Light and electron micrographs of kidney pre- and posttreatment (methylene blue/azure II stain). A and B, Light microscopy of capillaries in the intertubular interstitium. Before treatment (A), the capillary endothelium (arrows) is heavily laden with glycosphingolipid inclusions, some impinging on the lumen (score 3). After treatment (B), most of the capillaries (arrows) have been cleared of glycosphingolipid inclusions (score 0). C and D, Electron micrographs of kidney cortex with examples of an intertubular capillary (arrow) and neighboring distal convoluted tubule (arrowhead). Before treatment (C), numerous electron-dense glycosphingolipid inclusions are seen in the capillary endothelium (small arrow). In the adjacent distal convoluted tubule, the epithelium is heavily packed with numerous electron-dense lamellar lysosomal inclusions (small arrowhead).
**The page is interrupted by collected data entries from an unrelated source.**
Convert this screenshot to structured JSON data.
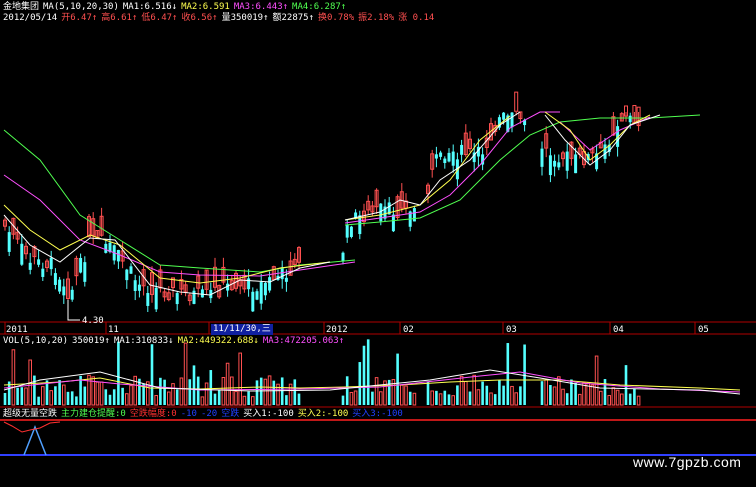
{
  "header": {
    "stock_name": "金地集团",
    "ma_label": "MA(5,10,20,30)",
    "ma1": "MA1:6.516↓",
    "ma2": "MA2:6.591",
    "ma3": "MA3:6.443↑",
    "ma4": "MA4:6.287↑",
    "date": "2012/05/14",
    "open": "开6.47↑",
    "high": "高6.61↑",
    "low": "低6.47↑",
    "close": "收6.56↑",
    "volume": "量350019↑",
    "amount": "额22875↑",
    "turnover": "换0.78%",
    "amplitude": "振2.18%",
    "change": "涨 0.14"
  },
  "price_chart": {
    "low_marker": "4.30"
  },
  "time_axis": {
    "labels": [
      "2011",
      "11",
      "2012",
      "02",
      "03",
      "04",
      "05"
    ],
    "cursor_label": "11/11/30,三"
  },
  "volume_panel": {
    "label": "VOL(5,10,20)",
    "value": "350019↑",
    "ma1": "MA1:310833↓",
    "ma2": "MA2:449322.688↓",
    "ma3": "MA3:472205.063↑"
  },
  "indicator_panel": {
    "name": "超级无量空跌",
    "item1": "主力建仓提醒:0",
    "item2": "空跌幅度:0",
    "item3": "-10",
    "item4": "-20",
    "item5": "空跌",
    "item6": "买入1:-100",
    "item7": "买入2:-100",
    "item8": "买入3:-100"
  },
  "watermark": "www.7gpzb.com",
  "colors": {
    "up": "#ff5050",
    "down": "#54ffff",
    "ma1": "#ffffff",
    "ma2": "#ffff50",
    "ma3": "#ff50ff",
    "ma4": "#50ff50"
  }
}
After treatment (D), the endothelium of a small capillary (arrow) has no evidence of glycosphingolipid inclusions. In the adjacent distal convoluted tubule (arrowhead), the number and distribution of lysosomal inclusions appear similar; however, the lamellar architecture of the individual lysosomes appears less tightly organized (small arrowhead), suggesting enzymatic hydrolysis of the accumulated GL-3.

Figure 7

Comparison of the pharmacokinetics of r-hαGalA for infusions 1 and 5. Comparison of mean concentration-time data for groups A and B. R-hαGalA was infused over 120 min. Infusion 1: group A (●), group B (▴); infusion 5: group A (♦), group B (×). See text for details.